Lost and Found

Last week when Tom and I were homeward bound after our short road trip, I started to get a sinking feeling in my stomach.  I unbuckled my seat belt and searched through the back seat.  It wasn’t there!  I asked Tom if he had carried it out from our hotel room.  No, and neither had I.  I looked again in the back seat, lifting everything up to peer beneath it, but it wasn’t anywhere in the truck.  We had left it behind.  It was lost.

The comforter covering Tom back when we were newly married.
The comforter covering Tom back when we were newly married.

The it to which I am referring?  The comforter my Grandmother Irvin made for me and gave me when I graduated from high school.  For 37 years I have taken that blanket with me everywhere.  It went to college, moved with us to Nashville, went back to Ohio, got used on guest beds and thrown on the couch.  I used it in a sermon to explain the Holy Spirit (wrapped in love).  The colors of the comforter have not faded and I love it as much as I love any thing.

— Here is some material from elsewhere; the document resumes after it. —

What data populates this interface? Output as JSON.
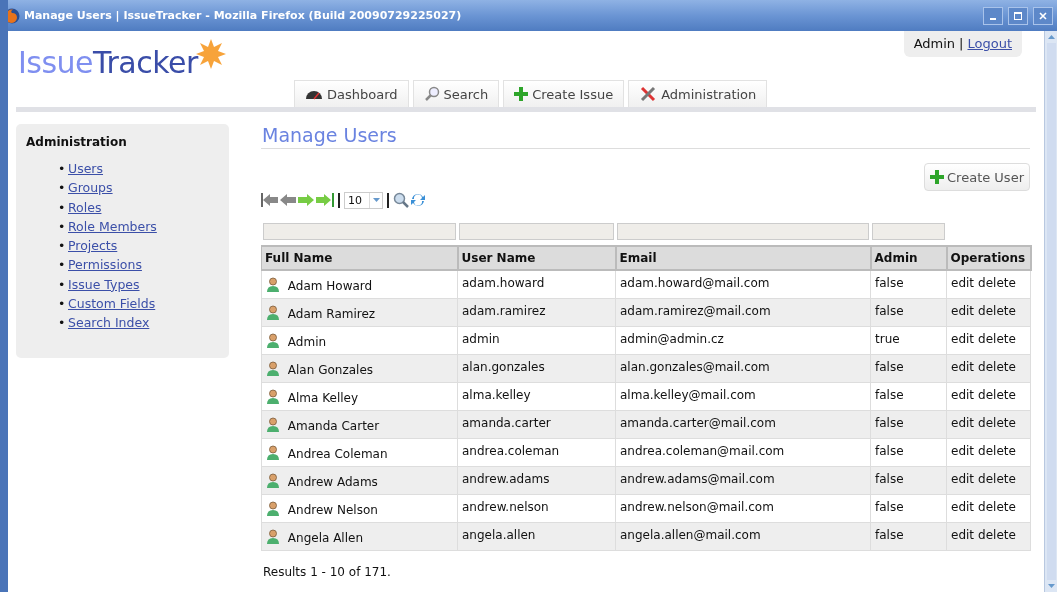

When nice hotels started going to duvet covers, I started taking this comforter on the road when we traveled.  I cannot sleep under a duvet – one constant hot flash!  The comforter is just the right weight for a hotel room.  And when we packed up and left the hotel that morning, I had left the comforter neatly folded on the bed.

As soon as I realized we had left it behind, I called the hotel.  I was transferred to housekeeping and they said, yes, they had found the comforter and they would be glad to mail it to me.  I gave them my address in Fort Oglethorpe, but we seemed to be having a little northern/southern accent problem.  Although I spelled Chickamauga several times, I wasn’t sure she understood.  Instead of having the comforter get lost in the mail, I called back and asked them to send it to the billing address on my credit card – John’s house in Columbus.  That way I didn’t have to spell anything and I am sure it will be waiting for us when we get back to Ohio.  I will have to do without the comfort of my comforter for a few weeks, but that it better than losing it forever.

Problem resolved, I could get back to enjoying our road trip and we had one more stop before we got back home to Chickamauga:  The University of the South in Sewanee.  The University of the South is up on the Cumberland plateau.  It was founded by Episcopalian Bishop Leonidas Polk before the Civil War but built after the war was over.  Bishop Polk was also one of the Confederate Generals in charge of an army at Chickamauga.

The Sewanee Cross
The Sewanee Cross

The University of the South is a beautiful campus on top of the plateau.  There are gorgeous views from most of the buildings.  Tom had been here before, but it was my first trip.  We went to the Sewanee Cross, that stands like a sentinel witness over the surrounding countryside.  I’m not sure how big the cross is, but Tom took my picture next to it.  Can you find me?  I felt pretty small next to that cross.

Which brings me to the point of the story.  That comforter is a small thing but it has grown more precious to me over the years and I would have been devastated if it was lost forever.  I am a small thing next to that cross, but God would grieve if I were lost.  God would never give up looking for me or calling me back to himself.  I am even more precious to God than that comforter is to me.  We are so small next to God’s love – but even so God cares for us with an infinite and abiding love.

Amazing grace, how sweet the sound that saved a wretch like me.  I once was lost but now am found.  Was blind, but now I see.